When the work frame 7 is returned to the bath 13, the electrolysis is restarted and the electrodeposition interface is replaced with a new electroforming solution. When the electrolysis starts, new crystal nuclei are generated and the surface is made uniform. Since uniform electrodeposition is possible, there is no need to stop the conventional electroforming process and perform finishing processes such as cutting and polishing by machines or by hand.
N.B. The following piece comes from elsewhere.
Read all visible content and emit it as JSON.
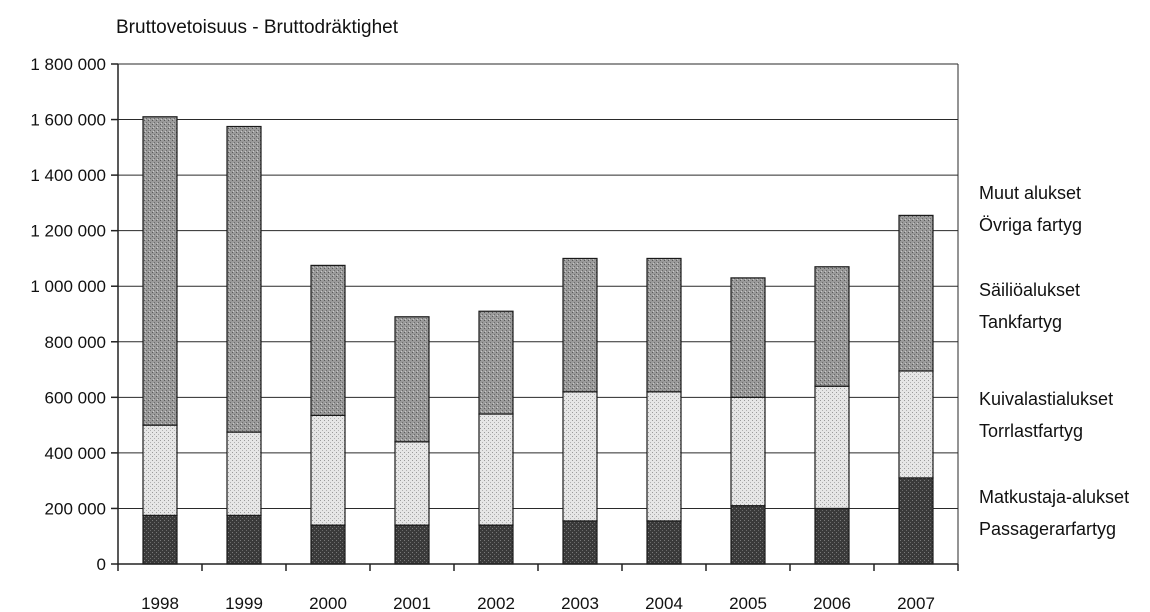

[Brief explanation of drawings]

The attached drawings show an example of the implementation of the present invention.
Figure 1 is a sectional view of the main part of the original model, Figure 2 is a sectional view of the main part of the replica, Figure 3 is a sectional view of the main part of the electroformed mother mold with a conductive layer applied, and Figure 4 is the electroformed mother mold. A front view partially cut away with the work frame and anode set,
Figure 5 is a partially sectional front view of the work frame immersed in the electroforming bath, Figure 6 is the front view of the work frame lifted from the electroforming bath, and Figure 7 is the electroforming mother mold. FIG. 8 is a cross-sectional view of the main part in a state where a mold is manufactured on top, and FIG. 8 is a cross-sectional view of the main part in a state where the mold is peeled off from the electroforming mother mold. 1...Prototype, 2...Iron frame, 3...Replica, 3
A...Concave part, 3B...Convex part, 4...Iron frame, 5
... Electroforming mother mold, 5A ... Concave surface part, 5B ... Convex surface part, 6 ... Conductive layer, 7 ... Work frame, 8 ... Anode,
9...DC power supply, 10...Beam, 11...Wire rope for hoisting, 11A...Hoisting direction, 11B
... Unwinding direction, 12 ... Electroforming bath, 13 ... Iron electroforming bath, 14 ... Mold, 14A ... Cavity,
15... Support column, 16... Lifting body, 17... Pulley,
18... Winding machine, 19... Winding drum, 20
...Rope, 21...Control panel, 22...Droplet.

Claims (1)

[Claims] 1. Ferrous chloride 150-300g/, ferrous sulfate 50-300g/
200 g/and 5 to 50 g/of sodium fluoride or borosodium fluoride or borosulfur ammonium fluoride to remove the adverse effects of trivalent iron.
For iron electroforming characterized by adding ascorbic acid 0.5 to 5 g/or formic acid 1 to 10 g for oxidation prevention/citric acid 5 to 50 g/or pyrogallol 0.1 to 10 g/as other organic reducing agents. electroforming bath. 2. Create an original form with the same external shape as the molded product using a wooden mold or plaster, install an iron frame on the original form, pour resin or plaster to create a replica, and place the iron frame on top of the replica. After applying a mold release agent such as wax to the concave part of the replica that is opposite to the original model, an electroforming mother mold with a layer of epoxy resin and glass cloth is created, and a conductive material is applied to the surface of the electroforming mother mold. A conductive layer of a conductive film is prepared, a work frame is attached to the iron frame on the replica, an anode is set with an appropriate distance between it and the electroforming mother mold, the iron frame and the work frame are masked, and the work frame is placed on the replica. The anode and the work frame are each connected to a power source and immersed in the electroforming bath for iron electroforming according to claim 1, at a bath temperature of 50 to 80°C and a current density of 1 to 15 A/d.
^2. A method for manufacturing a mold by iron electroforming, characterized in that electroforming is performed at a pH of 3.0 to 4.0, and the work frame is lifted from the electroforming bath in an oscillating manner every 5 to 10 minutes. 3. A beam is provided above the electroforming bath, the upper part of the work frame according to claim 2 is pivotably supported on the beam, a hoist is installed on the side of the electroforming bath, and the lower surface of the work frame is provided with a hoist. 5~
An electroforming device that is characterized by lifting the work frame from the electroforming bath in a oscillating manner by winding it up every 10 minutes.